Я подумал: и чё мы сами никогда так не делаем? Ведь красиво же, и не то, чтобы прямо невозможно. Меньше пить, больше тренироваться. Но нет! Нет пророка в своём отечестве. Всегда приходится ждать, чтобы кто-то приехал на гастроли.
Когда от вида ихнего кружения народ на берегу маленько укачало, они расцепили руки и отдохнули в неподвижности. Потом Иоанн и Принцип нырнули, а ГБ возложил ладони на макушку Игоря и что-то тихо сказал, чего никто не расслышал, затем нажал на детскую голову, как на кнопку, и мальчик исчез с поверхности реки. Раз, два, три, четыре, пять. Время шло тяжело и медленно. “Утопил, что ли, паскуда?” – раздался в тишине чей-то противный голос. Сердце застучало у меня в ушах. Косая Лизка, сука, взвизгнула: “Убивают!”
– Пизда тебе, Головастик! – проворчал Трактор, обхватил моё дыхало железной рукой и надавил большим пальцем на сонную жилу.
В мозгу зажёгся красный свет, как на светофоре. Мыслительный процесс резко остановился. Задние мысли въехали в передние. Завыли сирены – такой, знаешь, мерзкий звук: я-я-я-я-я… Как будто тебя со всех сторон херачит толпа каратистов. “Господи, – взмолился я, истекая холодным потом, – сделай что-нибудь!” Это было последнее, что прозвучало в уме. А дальше – тишина.
Боль растворилась, и Головастик куда-то пропал. События фиксировала камера видеонаблюдения. Ничего личного. Одна из миллиардов камер, передающих сигналы неведомо куда; хорошо, если в чёрный ящик. А то ведь, не дай бог, в чёрную дыру.
Я тебе честно скажу: быть задушенным – стыдно и противно. В последний момент ясно видишь, какое ты жалкое чмо по своей человеческой природе, – но сделать уже ничего нельзя.
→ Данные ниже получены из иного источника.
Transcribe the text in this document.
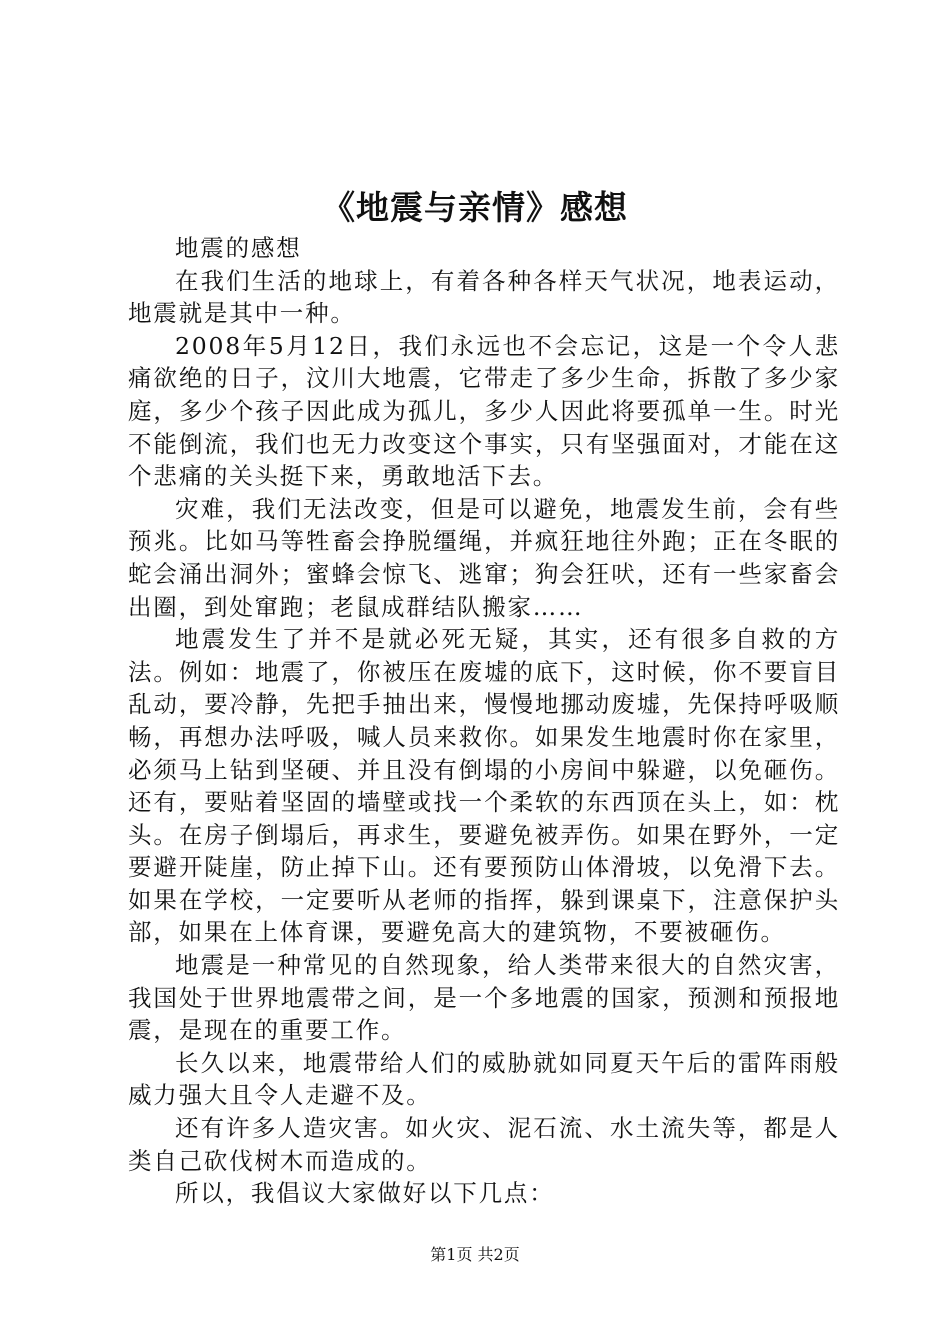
《地震与亲情》感想

地震的感想

在我们生活的地球上，有着各种各样天气状况，地表运动，地震就是其中一种。

2008年5月12日，我们永远也不会忘记，这是一个令人悲痛欲绝的日子，汶川大地震，它带走了多少生命，拆散了多少家庭，多少个孩子因此成为孤儿，多少人因此将要孤单一生。时光不能倒流，我们也无力改变这个事实，只有坚强面对，才能在这个悲痛的关头挺下来，勇敢地活下去。

灾难，我们无法改变，但是可以避免，地震发生前，会有些预兆。比如马等牲畜会挣脱缰绳，并疯狂地往外跑；正在冬眠的蛇会涌出洞外；蜜蜂会惊飞、逃窜；狗会狂吠，还有一些家畜会出圈，到处窜跑；老鼠成群结队搬家……

地震发生了并不是就必死无疑，其实，还有很多自救的方法。例如：地震了，你被压在废墟的底下，这时候，你不要盲目乱动，要冷静，先把手抽出来，慢慢地挪动废墟，先保持呼吸顺畅，再想办法呼吸，喊人员来救你。如果发生地震时你在家里，必须马上钻到坚硬、并且没有倒塌的小房间中躲避，以免砸伤。还有，要贴着坚固的墙壁或找一个柔软的东西顶在头上，如：枕头。在房子倒塌后，再求生，要避免被弄伤。如果在野外，一定要避开陡崖，防止掉下山。还有要预防山体滑坡，以免滑下去。如果在学校，一定要听从老师的指挥，躲到课桌下，注意保护头部，如果在上体育课，要避免高大的建筑物，不要被砸伤。

地震是一种常见的自然现象，给人类带来很大的自然灾害，我国处于世界地震带之间，是一个多地震的国家，预测和预报地震，是现在的重要工作。

长久以来，地震带给人们的威胁就如同夏天午后的雷阵雨般威力强大且令人走避不及。

还有许多人造灾害。如火灾、泥石流、水土流失等，都是人类自己砍伐树木而造成的。

所以，我倡议大家做好以下几点：

第1页 共2页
К счастью или нет, к добру или худу, но моя клиническая смерть в ту ночь продолжалась недолго. На светофоре загорелся весёлый зелёный, и тело наполнилось внутренней жизнью. Это Трактор от удивления разжал кулак у меня на горле, когда из-под воды появились живые и невредимые – сначала Игорь, за ним Иоанн с Принципом, как спасательный плот, поддерживающие ребёнка. Он лежал у них на грудях, с закрытыми глазами, с улыбкой на лице и видом довольным. Я отчётливо разглядел эту деталь картины Репина “Приплыли”, потому что лицо у пацана сияло, намасленное лунным светом.
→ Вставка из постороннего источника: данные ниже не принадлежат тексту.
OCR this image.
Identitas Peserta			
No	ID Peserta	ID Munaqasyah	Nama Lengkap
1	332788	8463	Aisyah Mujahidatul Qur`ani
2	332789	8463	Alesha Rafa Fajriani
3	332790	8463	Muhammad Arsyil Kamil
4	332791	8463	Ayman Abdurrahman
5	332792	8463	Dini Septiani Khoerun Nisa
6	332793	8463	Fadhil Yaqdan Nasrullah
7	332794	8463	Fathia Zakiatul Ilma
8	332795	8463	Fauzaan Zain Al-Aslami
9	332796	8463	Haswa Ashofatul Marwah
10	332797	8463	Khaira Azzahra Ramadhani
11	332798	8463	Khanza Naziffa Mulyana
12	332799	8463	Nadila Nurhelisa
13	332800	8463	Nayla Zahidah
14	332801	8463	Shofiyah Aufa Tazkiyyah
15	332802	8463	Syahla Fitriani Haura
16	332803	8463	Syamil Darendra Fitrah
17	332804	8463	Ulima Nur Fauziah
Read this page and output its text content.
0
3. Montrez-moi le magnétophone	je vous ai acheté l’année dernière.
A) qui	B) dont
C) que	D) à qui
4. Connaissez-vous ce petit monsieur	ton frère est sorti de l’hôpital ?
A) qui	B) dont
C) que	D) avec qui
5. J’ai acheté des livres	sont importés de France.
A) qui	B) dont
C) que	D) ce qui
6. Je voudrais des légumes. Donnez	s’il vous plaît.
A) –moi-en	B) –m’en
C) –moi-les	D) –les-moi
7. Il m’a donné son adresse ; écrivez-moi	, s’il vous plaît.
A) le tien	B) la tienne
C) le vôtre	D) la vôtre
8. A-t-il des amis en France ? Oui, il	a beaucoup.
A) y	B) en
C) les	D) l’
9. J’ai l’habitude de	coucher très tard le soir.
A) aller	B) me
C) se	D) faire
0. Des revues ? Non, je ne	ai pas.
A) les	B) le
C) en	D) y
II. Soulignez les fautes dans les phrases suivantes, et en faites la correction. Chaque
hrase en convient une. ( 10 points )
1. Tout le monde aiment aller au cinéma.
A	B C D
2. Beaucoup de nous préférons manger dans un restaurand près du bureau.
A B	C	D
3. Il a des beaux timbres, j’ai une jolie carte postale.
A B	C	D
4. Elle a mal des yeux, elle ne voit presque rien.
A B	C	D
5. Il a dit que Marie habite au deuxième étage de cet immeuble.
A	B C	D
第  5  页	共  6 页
Народ облегчённо выдохнул, некоторые закурили, расслабившись. Только Лизка подвывала: сыночка́, сыночка-а-а́. Никакого нет покоя от этой вавилонской блондинки. Наконец она докричалась. Игорь открыл глаза и сразу увидел, какие мы стоим красавцы – мрачная толпа на фоне адского пламени, как в фильме ужасов. Он и ужаснулся, крикнув: “Спасайся, мама!”
Лизка, будучи вся на нервах, поняла наоборот – что дитя зовёт на помощь, и материнский инстинкт отправил её в реку, прямо как есть, одетую.
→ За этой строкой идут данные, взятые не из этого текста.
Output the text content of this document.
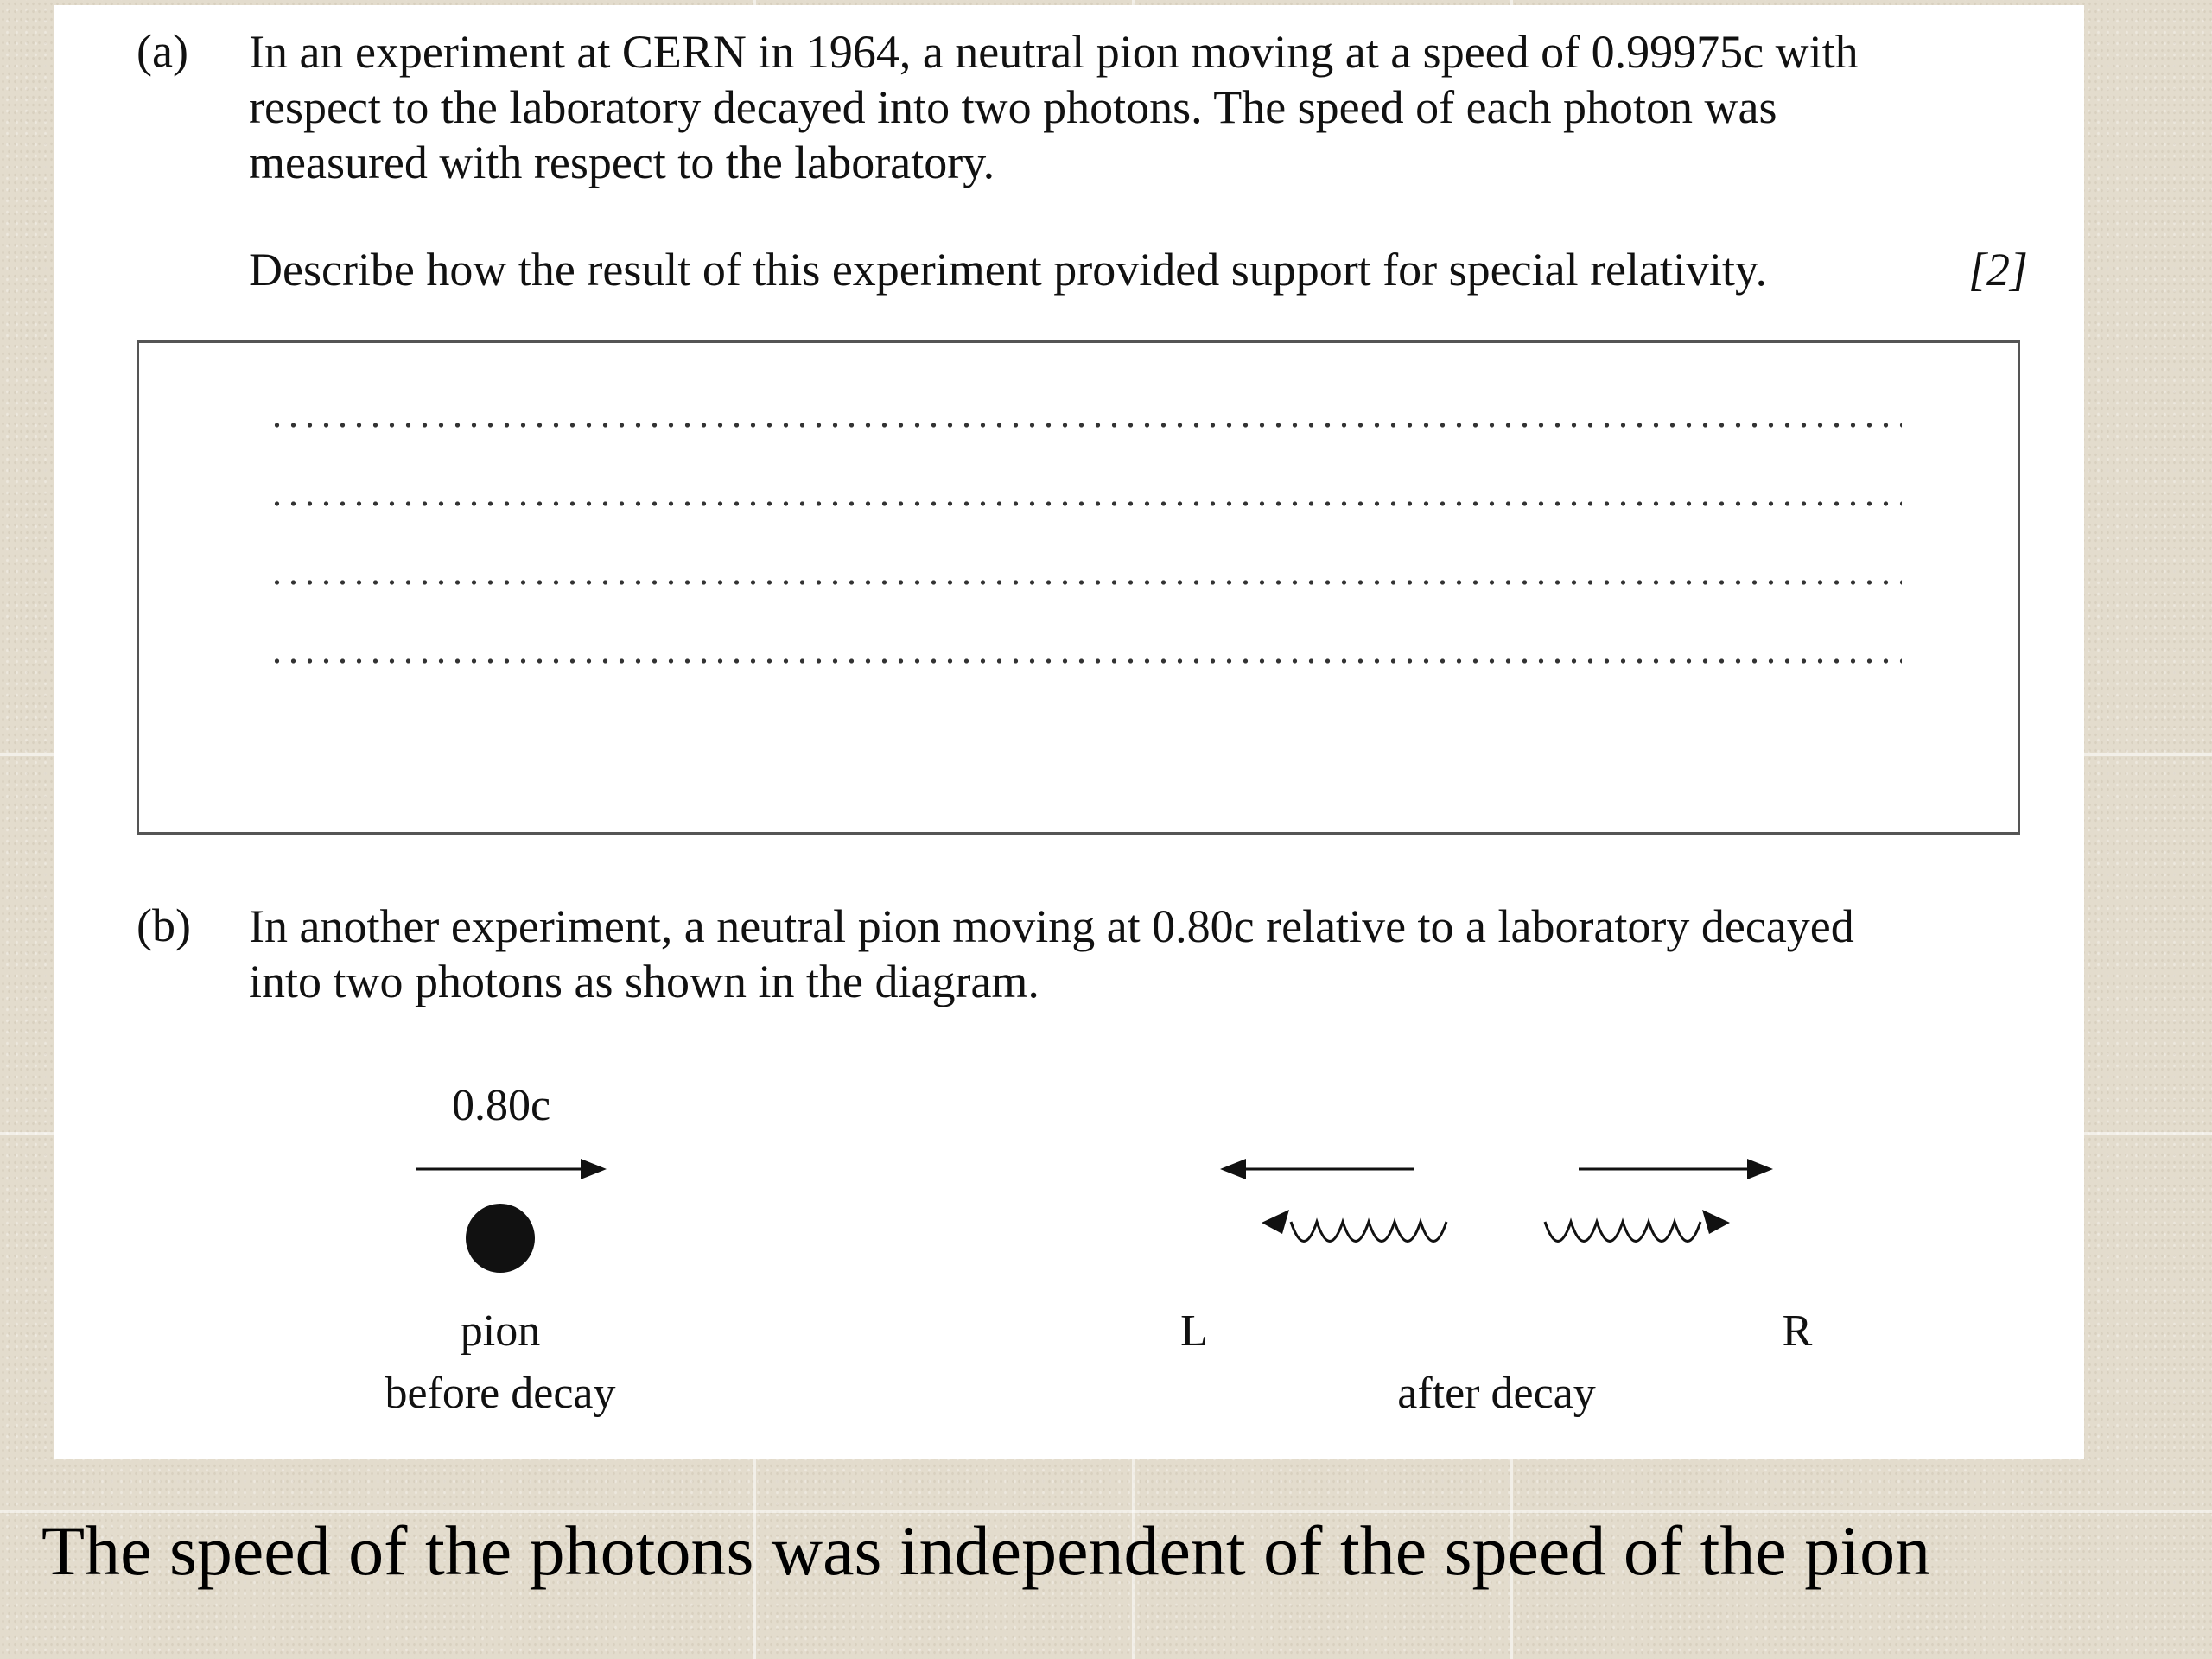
(a) In an experiment at CERN in 1964, a neutral pion moving at a speed of 0.99975c with
respect to the laboratory decayed into two photons. The speed of each photon was
measured with respect to the laboratory.
Describe how the result of this experiment provided support for special relativity.	[2]
(b) In another experiment, a neutral pion moving at 0.80c relative to a laboratory decayed
into two photons as shown in the diagram.
0.80c
pion
before decay
L	R
after decay
The speed of the photons was independent of the speed of the pion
Я знал, что будет дальше: она оглянулась. Бабы всегда оглядываются. Увидела деревню, увидела свою хату с краю, всю в огне, и полетела обратно на берег шальной пулей. Неудивительно. У ней дома за иконой сберкнижка, в спальне шуба норковая, взятая в кредит, и набор открыток “Звёзды Голливуда”, которые она по ночам целует и уже сильно замызгала.
Готовая войти в горящую избу, Лизка выбежала на берег и тормознулась, хлопая ресницами, как корова, не в силах понять, куда девался пожар. Долго думать над этим она не смогла, махнула рукой и снова плюхнулась в реку спасать Игорька. И, конечно, не удержалась – глянула через плечо, как Чапаев в старом кино, и снова завернула плавники на сушу, где опять остолбенела от недоверия к своим органам зрения.
На втором дубле её метаний туда-сюда народ утратил равновесие и повалился от смеха в разные стороны. Мы ржали и не могли остановиться, как будённовская конница на поле конопли. Давно мы так хорошо не смеялись. За это нашему Господу отдельное спасибо.
У них там, в реке, тоже шло веселье – Игорёк повизгивал, Иоанн ухал, Принцип пускал петуха, ГБ наполнял воздух такими звуками, что, если собрать их в мешок, наутро получится краска радужного цвета, и покрашенный ею дом всегда будет полной чашей.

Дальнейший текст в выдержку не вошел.